Ashley's teen mom lost custody of her by age 3, and since then Ashley was shunted from foster home to foster home in the Florida foster care system for the next 9 years. Some of the stay was brief, some longer; some were tolerable, some were outright abusive; yet, she endured, and tried to thrive. Knowing that nobody can take away her education, she excelled in the school system no matter which foster home or which public school she went to. Sometimes she never got to spend a full year in the same school, and that did not make her withdraw into herself. Instead, she found ways to stand out through her achievement - be it essay writing, or public speaking, or acing the tests and being a straight-As student.

The book is a memoir, recounting her experiences upto and including her adoption by the Courters and her successes thereafter, including being invited to the White House as President Clinton's guest, winning an essay to spend time with her favorite author J.K.Rowling even as a teen. Her life has been one painful event after another until she found herself surrounded by so much love and care with the Courters that she was able to give back, and give back generously.

I could not put this book down, and had to finish reading it in one long sitting, one recent weekend. To think that the childcare services are so steeped in bureaucracy and neglect that many children fall through the cracks never to resurface is infuriating.

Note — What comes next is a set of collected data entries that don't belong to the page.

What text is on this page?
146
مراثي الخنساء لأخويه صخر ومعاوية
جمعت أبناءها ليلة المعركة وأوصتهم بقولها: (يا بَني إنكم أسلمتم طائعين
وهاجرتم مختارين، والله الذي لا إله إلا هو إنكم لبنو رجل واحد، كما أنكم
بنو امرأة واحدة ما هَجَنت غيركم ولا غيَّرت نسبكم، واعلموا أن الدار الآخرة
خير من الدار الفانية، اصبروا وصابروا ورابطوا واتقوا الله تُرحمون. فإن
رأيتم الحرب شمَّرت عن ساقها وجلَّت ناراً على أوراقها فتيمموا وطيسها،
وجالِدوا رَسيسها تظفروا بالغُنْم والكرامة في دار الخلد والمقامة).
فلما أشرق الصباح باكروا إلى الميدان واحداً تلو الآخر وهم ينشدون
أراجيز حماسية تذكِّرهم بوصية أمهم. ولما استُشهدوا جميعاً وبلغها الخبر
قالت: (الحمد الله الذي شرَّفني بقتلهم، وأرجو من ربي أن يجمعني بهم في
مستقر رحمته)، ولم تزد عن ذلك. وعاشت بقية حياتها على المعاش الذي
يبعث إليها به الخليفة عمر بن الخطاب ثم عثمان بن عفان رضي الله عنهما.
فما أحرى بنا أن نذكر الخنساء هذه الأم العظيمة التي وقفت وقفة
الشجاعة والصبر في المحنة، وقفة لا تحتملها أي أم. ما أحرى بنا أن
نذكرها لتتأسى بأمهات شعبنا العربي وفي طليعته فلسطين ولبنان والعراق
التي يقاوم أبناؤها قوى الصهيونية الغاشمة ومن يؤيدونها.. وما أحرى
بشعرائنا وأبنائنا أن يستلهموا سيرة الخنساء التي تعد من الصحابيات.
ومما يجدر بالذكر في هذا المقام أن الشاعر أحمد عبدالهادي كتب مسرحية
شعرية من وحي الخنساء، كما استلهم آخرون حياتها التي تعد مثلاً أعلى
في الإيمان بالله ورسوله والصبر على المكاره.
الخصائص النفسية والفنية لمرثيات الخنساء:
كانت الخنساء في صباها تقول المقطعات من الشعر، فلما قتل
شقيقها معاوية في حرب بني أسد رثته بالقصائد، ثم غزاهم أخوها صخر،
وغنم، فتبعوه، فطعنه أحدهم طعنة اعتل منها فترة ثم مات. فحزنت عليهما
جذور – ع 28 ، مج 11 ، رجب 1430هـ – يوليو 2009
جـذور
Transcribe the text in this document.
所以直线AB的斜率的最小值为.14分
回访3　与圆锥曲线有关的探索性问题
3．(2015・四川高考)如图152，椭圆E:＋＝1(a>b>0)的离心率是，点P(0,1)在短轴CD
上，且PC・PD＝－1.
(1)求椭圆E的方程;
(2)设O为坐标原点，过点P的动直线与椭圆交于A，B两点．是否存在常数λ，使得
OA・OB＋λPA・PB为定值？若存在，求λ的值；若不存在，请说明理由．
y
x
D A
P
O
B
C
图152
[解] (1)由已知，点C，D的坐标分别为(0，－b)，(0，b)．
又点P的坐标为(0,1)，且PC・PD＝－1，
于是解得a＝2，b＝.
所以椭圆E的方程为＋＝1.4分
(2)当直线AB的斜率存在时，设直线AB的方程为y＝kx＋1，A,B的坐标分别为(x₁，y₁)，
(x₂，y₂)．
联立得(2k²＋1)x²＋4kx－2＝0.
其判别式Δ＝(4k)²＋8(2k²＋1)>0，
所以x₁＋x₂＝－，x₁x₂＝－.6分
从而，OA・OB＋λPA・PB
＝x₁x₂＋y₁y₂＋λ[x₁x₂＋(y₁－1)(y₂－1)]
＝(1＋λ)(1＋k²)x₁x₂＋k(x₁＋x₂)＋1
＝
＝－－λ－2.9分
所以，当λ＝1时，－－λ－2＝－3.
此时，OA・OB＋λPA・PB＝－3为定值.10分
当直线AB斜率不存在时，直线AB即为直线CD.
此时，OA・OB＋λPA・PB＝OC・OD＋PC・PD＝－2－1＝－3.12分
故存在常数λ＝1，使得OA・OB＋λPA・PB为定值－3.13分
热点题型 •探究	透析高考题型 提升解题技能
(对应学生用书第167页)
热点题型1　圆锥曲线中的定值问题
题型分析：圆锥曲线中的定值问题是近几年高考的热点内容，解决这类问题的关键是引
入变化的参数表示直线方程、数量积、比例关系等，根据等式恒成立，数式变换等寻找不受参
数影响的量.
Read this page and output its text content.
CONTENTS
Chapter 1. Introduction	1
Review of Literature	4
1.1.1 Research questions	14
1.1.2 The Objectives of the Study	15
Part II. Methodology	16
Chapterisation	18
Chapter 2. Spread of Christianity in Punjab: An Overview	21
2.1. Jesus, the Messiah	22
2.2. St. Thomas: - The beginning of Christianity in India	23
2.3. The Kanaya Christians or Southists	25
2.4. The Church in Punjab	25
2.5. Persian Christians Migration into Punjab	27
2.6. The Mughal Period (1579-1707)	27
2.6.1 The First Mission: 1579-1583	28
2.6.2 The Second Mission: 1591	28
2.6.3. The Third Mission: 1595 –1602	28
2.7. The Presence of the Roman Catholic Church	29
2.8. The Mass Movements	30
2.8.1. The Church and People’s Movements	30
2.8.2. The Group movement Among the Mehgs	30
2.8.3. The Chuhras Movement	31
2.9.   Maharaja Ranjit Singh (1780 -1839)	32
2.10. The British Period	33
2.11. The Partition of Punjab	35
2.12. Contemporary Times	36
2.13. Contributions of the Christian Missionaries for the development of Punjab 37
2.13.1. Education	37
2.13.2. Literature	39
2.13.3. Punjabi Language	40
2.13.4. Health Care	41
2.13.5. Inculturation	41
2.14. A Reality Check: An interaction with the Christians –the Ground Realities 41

Being a gifted writer, Ashley's words cut deep without being bitter or resentful. Her honesty and her unique perspective on the traumatic events in her life are not paraded for pity but shared with clear insight into the  breakdown in the system which allowed this to happen, not just to her, but the thousands of other kids with no families.

Her question still remains unanswered probably: Why do states pay a fortune to foster parents rather than helping the biological parents out? If her own mother was given the financial support that the vile Mrs. Moss was given, wouldn't their lives together been a lot less painful? Why are the likes of Mrs. Moss allowed to get away with cruelty time and time again while the biological parents are penalized at the first hint of failure as a parent?

Her other book Three More Words tries to answer all the questions we have from her first book, plus shares her journey as a foster care parent.